As with all politicians, he will enter Letterman’s arena intending to talk up British business, riding the wave of optimism created by the success of the London 2012 Olympic Games.
However, Cameron’s guest slot on the Letterman show is being eyed with a mixture of caution and bravado in the British press.
Rupert Murdoch‘s News Corp.-owned Times described Cameron’s media move as “a high-risk move,” while the Guardian called the plan “brave, if slightly foolhardy” given Letterman’s tendency to ask “awkward” questions.

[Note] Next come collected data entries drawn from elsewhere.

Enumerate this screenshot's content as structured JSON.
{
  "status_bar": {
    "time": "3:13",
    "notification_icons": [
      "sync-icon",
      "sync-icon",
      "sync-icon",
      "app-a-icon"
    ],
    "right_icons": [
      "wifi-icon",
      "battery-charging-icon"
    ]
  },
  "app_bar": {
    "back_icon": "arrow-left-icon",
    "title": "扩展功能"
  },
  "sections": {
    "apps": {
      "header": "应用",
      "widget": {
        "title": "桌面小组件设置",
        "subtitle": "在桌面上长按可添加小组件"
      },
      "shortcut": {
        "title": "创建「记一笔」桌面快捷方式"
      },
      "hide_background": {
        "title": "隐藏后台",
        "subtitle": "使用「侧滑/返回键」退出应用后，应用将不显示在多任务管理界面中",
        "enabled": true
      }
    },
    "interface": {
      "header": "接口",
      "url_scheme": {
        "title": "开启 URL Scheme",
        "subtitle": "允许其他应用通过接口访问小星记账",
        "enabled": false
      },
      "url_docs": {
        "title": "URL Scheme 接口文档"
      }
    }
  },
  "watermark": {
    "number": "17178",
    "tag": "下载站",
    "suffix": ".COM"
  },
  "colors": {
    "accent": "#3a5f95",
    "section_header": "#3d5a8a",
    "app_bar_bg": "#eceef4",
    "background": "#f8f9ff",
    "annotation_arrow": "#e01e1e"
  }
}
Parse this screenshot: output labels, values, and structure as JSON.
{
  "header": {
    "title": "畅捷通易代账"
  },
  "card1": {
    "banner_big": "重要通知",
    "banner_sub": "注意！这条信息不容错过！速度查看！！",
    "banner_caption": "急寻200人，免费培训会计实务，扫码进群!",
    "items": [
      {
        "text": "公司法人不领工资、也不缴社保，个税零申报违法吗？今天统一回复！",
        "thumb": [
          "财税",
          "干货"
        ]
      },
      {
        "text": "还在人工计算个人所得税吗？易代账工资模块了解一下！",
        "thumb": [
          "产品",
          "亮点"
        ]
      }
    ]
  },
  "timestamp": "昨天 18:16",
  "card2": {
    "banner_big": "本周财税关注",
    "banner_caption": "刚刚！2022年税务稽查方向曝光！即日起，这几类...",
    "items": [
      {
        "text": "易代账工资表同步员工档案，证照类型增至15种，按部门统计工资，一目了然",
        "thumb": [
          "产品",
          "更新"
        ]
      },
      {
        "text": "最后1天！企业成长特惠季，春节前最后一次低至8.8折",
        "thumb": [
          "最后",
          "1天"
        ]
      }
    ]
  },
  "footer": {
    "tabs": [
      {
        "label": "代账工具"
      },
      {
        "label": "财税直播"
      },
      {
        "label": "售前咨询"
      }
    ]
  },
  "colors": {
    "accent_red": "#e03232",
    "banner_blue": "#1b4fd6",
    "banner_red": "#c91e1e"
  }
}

The conservative party leaders appearance comes after fellow conservative and London Mayor Boris Johnson showed up on the show in June in the run-up to the Summer Olympics. His performance drew laughs when Letterman asked the famously wild-haired mayor how long he had been responsible for cutting his own hair.
Cameron, a former head of communications at Carlton Communications, once part of commercial broadcaster ITV’s network of companies, is certainly media savvy.
But the press here will want to see if Letterman probes the prime minister – light-heartedly or not – on such topics as his high-profile relationships with some of the key names involved in the News Corp. phone hacking scandal.
Earlier this year, Cameron appeared before the Leveson Inquiry into media ethics and standards to give evidence on his relationship with Murdoch and his neighbor Rebekah Brooks, the former News of The World editor and News Corp.’s U.K. publishing arm News International’s CEO.